Judgment unanimously reversed on the law and facts, without costs of this appeal to any party and declaratory judgment granted in favor of plaintiff in accordance with paragraph 3 of the prayer for relief contained in the complaint. Memorandum: In Wallace v. Universal Ins. Co. (18 A D 2d 121, affd. 13 N Y 2d 978), relied upon by respondent, the insured furnished a written statement of facts which if believed, could exculpate him, verified an answer and discussed the ease with insurer’s attorney in anticipation of an examination before trial, but the insurer was not diligent in using the information available to locate him to appear as a witness at the examination before trial. Here, in reporting the accident the following day to his insurance agent, who prepared the MV 104, the insured falsely stated that another person was driving the car and that he was a passenger. In his statement to the insurer about six months later he said that his cousin, a soldier stationed in Florida, was the driver. It developed that the alleged driver was a mythical person and that the insured was the driver. Therefore the Wallace case has no application. We conclude that the attitude of the insured was one of “willful and avowed obstruction ” (Coleman v. New Amsterdam Cas.

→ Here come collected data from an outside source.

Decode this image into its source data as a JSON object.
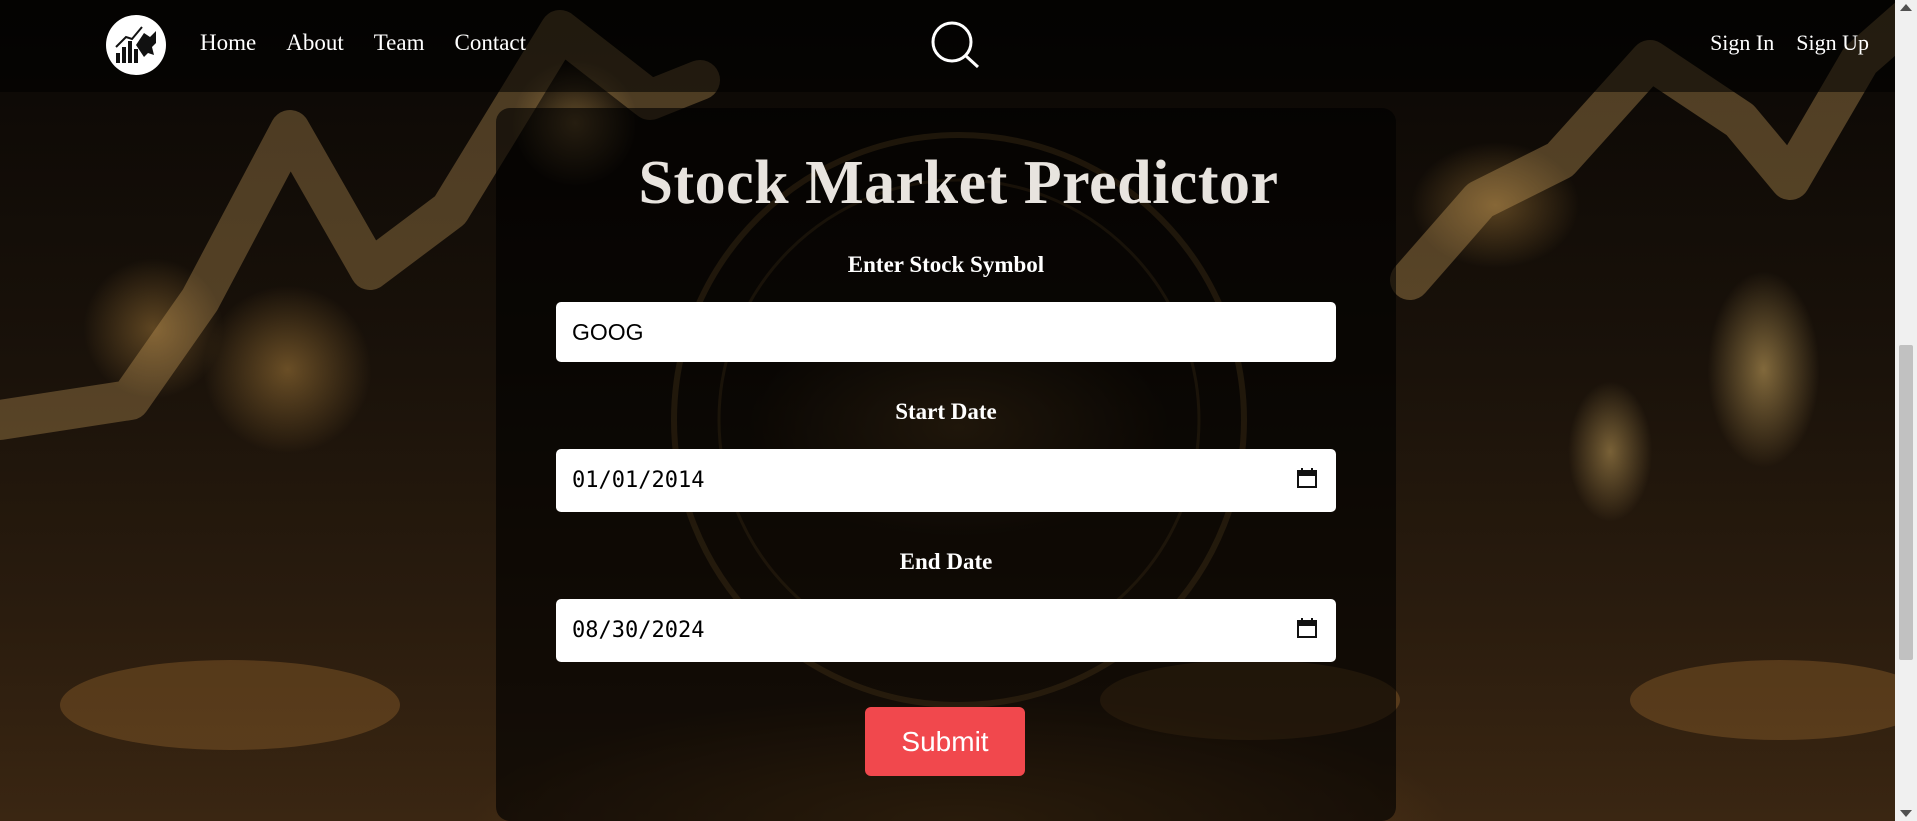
{
  "nav": {
    "links": [
      "Home",
      "About",
      "Team",
      "Contact"
    ],
    "sign_in": "Sign In",
    "sign_up": "Sign Up"
  },
  "form": {
    "title": "Stock Market Predictor",
    "symbol_label": "Enter Stock Symbol",
    "symbol_value": "GOOG",
    "start_label": "Start Date",
    "start_value": "01/01/2014",
    "end_label": "End Date",
    "end_value": "08/30/2024",
    "submit_label": "Submit"
  },
  "colors": {
    "submit": "#f1484d",
    "card_bg": "rgba(0,0,0,0.62)"
  },
  "icons": {
    "logo": "bull-chart-logo-icon",
    "search": "search-icon",
    "calendar": "calendar-icon"
  }
}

Co., 247 N. Y. 271, 276), that by making false statements concerning the facts of the accident the insured breached the condition of co-operation and seriously prejudiced the insurer in handling the claims and lawsuits arising out of the accident. (See United States Fid. & Guar. Co., v. von Bargen, 7 A D 2d 872, affd. 7 N Y 2d 932; General Mut. Ins. Co. v. Grempel, 17 A D 2d 650.) (Appeal from judgment of Ontario Trial Term denying a declaratory judgment to plaintiff and requiring plaintiff to defend certain pending actions.) Present — Williams, P. J., Goldman, Henry, Noonan and Del Vecchio, JJ.